In the Forex market, the South African Rands is experiencing a steadfast increase not just in the country but also in other countries. In fact, it has increased more outside South Africa. Traders turn towards a currency when it is doing well value-wise and that’s the advantage the Rand is enjoying. There are lots of reasons for this.
Rand Value History
When ranking countries with the strongest economies in Africa, South Africa comes 2nd, bested only by Nigeria. However, the Rand has a negative trend in history. For more than 30 years, it currency experienced a downtrend. This has been attributed majorly to the high performance of the US dollar, corruption in the government, constant power outages, and investment uncertainties.
Nevertheless, the currency picked up a stable trading pattern around 2013/2014 and managed to maintain this pattern for about 5 years until late 2019. This was because of the outbreak of the coronavirus which began in China. China happens to be South Africa’s largest export market. With COVID-19 quarantine and lockdown, the country’s global trade was largely affected and this caused the Rand to weaken.
The impact was major such that the tabs traded a little bit above its weakest level ever against the USD at the start of 2020. At one point, it was the most weakened currency against the dollar. Eventually, 2020 saw the country’s economy enter a recession. It was its steepest decline since 1960.
However, as 2020 draws to a close, the Rand is attracting a great amount of Forex traders who in most cases trade with forex brokers that are regulated by the FSCA in South Africa. Much of it has been attributed to hopes of a COVID vaccine coming out.
The performance of the South African Rand is relative to the performance of the US dollar, just like the majority of other currencies. If the dollar value is rising, other currencies are likely to experience a negative impact.

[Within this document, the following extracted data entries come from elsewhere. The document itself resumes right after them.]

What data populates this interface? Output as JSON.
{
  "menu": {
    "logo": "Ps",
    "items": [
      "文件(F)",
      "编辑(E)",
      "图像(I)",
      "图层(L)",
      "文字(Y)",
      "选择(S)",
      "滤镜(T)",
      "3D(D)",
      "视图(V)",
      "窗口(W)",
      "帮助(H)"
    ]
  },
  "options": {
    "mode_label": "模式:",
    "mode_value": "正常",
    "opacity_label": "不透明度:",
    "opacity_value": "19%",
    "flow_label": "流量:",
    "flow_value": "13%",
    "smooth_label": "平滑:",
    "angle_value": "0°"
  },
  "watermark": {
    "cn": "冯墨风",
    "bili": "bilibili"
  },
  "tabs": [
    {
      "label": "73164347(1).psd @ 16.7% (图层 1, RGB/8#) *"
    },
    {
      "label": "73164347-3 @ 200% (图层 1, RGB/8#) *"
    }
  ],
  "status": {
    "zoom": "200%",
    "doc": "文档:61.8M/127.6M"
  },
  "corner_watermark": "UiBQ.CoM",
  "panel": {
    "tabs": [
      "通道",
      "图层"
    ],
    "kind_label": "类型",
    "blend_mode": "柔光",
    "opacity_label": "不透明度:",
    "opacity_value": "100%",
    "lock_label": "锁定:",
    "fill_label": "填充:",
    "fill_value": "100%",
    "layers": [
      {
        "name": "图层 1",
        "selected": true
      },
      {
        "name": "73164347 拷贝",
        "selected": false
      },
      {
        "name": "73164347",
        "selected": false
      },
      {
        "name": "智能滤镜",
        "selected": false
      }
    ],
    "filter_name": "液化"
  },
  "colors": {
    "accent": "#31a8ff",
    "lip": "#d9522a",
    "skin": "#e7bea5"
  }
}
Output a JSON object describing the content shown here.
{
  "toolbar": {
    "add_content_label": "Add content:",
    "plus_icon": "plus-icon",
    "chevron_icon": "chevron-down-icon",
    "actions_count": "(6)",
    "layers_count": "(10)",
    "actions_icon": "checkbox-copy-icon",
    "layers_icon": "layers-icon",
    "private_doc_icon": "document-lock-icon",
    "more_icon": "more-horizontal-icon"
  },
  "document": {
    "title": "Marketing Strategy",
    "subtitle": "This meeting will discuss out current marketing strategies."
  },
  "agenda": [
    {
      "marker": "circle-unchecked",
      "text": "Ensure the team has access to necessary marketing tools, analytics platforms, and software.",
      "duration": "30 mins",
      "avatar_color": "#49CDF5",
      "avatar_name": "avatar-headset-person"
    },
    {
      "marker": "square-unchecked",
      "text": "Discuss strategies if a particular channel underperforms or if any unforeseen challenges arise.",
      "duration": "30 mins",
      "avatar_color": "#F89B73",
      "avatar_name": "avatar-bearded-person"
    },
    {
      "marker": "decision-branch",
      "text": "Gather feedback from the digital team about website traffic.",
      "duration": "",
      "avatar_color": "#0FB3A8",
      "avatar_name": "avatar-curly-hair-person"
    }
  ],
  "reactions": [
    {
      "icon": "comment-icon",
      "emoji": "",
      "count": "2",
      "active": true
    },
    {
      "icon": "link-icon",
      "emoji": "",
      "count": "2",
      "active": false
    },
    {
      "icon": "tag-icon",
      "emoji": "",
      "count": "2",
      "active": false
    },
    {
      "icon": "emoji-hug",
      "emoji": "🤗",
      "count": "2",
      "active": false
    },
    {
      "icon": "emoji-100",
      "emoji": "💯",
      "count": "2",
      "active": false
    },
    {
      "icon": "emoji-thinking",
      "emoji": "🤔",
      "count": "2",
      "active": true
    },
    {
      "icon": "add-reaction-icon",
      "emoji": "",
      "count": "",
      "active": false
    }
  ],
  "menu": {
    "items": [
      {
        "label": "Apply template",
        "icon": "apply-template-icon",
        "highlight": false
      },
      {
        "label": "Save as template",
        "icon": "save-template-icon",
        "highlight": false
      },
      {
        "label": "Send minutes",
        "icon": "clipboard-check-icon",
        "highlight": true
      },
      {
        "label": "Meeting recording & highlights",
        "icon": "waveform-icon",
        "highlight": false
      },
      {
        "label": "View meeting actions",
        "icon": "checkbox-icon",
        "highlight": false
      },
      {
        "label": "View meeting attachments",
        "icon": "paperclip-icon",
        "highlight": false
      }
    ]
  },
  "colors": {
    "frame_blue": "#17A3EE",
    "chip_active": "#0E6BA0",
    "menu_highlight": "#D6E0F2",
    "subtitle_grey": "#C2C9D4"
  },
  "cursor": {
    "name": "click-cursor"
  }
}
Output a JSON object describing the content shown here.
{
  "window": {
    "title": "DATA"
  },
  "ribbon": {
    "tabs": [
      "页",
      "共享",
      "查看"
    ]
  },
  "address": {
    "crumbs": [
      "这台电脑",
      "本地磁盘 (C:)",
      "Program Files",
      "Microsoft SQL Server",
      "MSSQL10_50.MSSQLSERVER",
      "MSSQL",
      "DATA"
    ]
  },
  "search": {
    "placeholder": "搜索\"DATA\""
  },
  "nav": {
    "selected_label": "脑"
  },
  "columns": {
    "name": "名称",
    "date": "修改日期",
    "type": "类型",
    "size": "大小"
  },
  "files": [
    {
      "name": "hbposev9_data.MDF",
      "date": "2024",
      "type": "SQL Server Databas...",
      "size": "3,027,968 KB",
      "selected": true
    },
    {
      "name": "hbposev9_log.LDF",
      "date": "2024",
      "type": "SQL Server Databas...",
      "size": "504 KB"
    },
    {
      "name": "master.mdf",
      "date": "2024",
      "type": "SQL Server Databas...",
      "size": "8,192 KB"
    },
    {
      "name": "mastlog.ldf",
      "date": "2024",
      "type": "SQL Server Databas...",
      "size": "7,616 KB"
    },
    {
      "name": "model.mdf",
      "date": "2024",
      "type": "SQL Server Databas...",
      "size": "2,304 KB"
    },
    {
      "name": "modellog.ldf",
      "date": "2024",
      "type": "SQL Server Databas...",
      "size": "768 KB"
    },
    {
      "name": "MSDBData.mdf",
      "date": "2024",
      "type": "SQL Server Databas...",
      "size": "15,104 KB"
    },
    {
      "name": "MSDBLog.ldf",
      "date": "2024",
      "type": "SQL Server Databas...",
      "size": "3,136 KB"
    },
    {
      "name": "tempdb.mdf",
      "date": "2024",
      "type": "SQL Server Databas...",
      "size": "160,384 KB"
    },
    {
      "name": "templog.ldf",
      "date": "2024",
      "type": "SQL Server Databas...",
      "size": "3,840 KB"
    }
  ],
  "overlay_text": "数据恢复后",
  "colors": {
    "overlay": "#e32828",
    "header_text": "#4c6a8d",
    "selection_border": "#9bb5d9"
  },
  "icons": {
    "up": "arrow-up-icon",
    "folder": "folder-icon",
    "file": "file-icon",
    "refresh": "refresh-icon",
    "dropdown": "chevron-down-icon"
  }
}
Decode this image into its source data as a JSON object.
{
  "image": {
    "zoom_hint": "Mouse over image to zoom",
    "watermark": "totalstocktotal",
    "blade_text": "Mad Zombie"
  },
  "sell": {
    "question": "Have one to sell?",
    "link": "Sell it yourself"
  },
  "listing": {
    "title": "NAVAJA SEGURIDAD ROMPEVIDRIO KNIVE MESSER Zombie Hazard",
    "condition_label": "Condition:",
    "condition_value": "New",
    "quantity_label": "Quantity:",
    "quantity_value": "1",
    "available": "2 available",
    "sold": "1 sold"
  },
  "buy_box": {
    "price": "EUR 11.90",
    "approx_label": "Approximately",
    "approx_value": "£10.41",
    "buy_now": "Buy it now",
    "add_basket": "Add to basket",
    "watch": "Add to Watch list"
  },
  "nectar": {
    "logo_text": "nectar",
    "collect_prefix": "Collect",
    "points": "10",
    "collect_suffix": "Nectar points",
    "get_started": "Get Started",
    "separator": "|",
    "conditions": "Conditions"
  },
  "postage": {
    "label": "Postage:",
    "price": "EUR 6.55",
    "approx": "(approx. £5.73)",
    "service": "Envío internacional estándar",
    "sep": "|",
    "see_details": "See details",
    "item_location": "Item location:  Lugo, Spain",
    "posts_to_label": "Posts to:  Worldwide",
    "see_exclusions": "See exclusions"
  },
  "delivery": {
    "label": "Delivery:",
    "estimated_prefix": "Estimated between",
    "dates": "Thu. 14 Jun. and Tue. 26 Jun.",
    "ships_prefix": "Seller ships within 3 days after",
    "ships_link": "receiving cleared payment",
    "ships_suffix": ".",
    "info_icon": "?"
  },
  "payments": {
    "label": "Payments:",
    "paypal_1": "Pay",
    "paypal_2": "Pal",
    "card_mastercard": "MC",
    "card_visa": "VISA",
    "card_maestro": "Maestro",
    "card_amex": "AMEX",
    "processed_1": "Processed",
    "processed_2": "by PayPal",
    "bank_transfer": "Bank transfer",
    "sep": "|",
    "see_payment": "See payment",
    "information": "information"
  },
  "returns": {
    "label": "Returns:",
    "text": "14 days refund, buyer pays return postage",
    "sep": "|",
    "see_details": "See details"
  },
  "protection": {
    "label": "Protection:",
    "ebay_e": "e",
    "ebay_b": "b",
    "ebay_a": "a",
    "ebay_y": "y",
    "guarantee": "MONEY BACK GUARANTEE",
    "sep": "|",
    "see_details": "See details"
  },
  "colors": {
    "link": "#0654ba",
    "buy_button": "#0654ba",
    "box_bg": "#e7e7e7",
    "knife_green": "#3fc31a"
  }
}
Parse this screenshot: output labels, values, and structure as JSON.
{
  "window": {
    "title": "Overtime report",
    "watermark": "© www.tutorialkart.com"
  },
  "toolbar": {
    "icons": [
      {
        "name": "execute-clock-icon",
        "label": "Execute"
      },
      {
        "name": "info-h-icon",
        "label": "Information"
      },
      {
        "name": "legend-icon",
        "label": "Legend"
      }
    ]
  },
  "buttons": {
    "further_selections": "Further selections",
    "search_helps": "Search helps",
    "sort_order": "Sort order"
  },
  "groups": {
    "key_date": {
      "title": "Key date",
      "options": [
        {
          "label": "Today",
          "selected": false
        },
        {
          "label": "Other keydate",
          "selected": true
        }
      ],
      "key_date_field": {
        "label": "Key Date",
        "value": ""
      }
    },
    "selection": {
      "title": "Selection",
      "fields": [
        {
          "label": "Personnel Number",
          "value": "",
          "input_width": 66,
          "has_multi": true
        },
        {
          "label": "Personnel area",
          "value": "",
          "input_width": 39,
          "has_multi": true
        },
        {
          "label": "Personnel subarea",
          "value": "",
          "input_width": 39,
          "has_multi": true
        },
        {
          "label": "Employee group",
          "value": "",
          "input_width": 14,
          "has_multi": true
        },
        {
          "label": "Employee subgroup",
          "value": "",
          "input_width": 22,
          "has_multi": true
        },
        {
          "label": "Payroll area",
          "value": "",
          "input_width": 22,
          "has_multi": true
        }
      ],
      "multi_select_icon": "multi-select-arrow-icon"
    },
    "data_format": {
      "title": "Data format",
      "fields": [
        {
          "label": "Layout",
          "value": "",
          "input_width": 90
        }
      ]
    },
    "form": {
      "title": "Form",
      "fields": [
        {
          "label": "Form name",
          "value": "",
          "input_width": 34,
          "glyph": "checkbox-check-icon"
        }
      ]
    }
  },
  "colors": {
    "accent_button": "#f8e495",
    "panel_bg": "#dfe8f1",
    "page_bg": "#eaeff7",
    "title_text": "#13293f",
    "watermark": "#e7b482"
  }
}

However, in 2020, the USA has had to deal with other matters such that it seems not much attention is paid to their economy. One is the COVID-19 coronavirus which almost every other world country is also dealing with and then the elections.
Rand’s Stand In The Global Forex Market
As of 2019, the Rand was 18th on the list of the most traded currencies in the world. Rand trading currency took up 1.1% of the total daily forex trades across the globe. Comparing this, the Rand was the 20th most traded currency in the world as of 2016. Two positions in 3 years up might not seem too significant but for a very competitive market, it is.
BIS Global Foreign Exchange Market report in April 2019 states the net volume of global rand trading to be $72 billion. Likewise, ZAR/USD and ZAR/JPY were the most traded Rand pairs in the market.
Speculation on these rand pairs and others also contributed to the increase in trading most especially for international investors. With the country, the majority of rand trading is done by banking systems and other local financial institutions. They account for only 16% of Rand trading which leaves 84% to international traders.
Top Trade Transactions
Most common transactions in the market include swap transactions, forward transactions, and spot transactions. According to SARB international economic data report, swap transactions totaled $8.7 billion, forward transactions totaled $1.2 billion, while spot transactions totaled $1.728.
Forward and spot transactions done at the same time by the same traders are called swap transactions.
A forward transaction is a Forex transaction whereby two currencies are exchanged based on their future rate following a contract or agreement on a given date. The ‘future’ is usually not a very long time. Some forward transactions are executed within 2 to 4 business days.
On the other hand, Spot transactions are Forex transactions whereby two currencies are exchanged based on their rate on the same day of the next two businesses. They are relatively the most common type of forex trading in the world; hence, they amount to a total of $8.7 billion in Rand trades within South Africa.
Top Trade Platforms
As mentioned earlier, the majority of Rand trading within South Africa is carried out by financial institutions and banks. A very small percent is derived from speculative trading by local forex traders. Speculative trading involves making presumptions on currency movements and hedging against market volatility.
With a GDP of $350 billion and the second-largest economy in Africa, it’s expected that the Rand would be one of the most traded currencies in the world. However, several factors have contributed to making the Rand currency trend downwardly against the seemingly ever-dominant US dollar.
However, with the coronavirus virus affecting major countries and the US elections, a lot of currencies are experiencing growth and declines. The Rand happens to be on the positive side as trading has increased by close to 200% especially outside South Africa.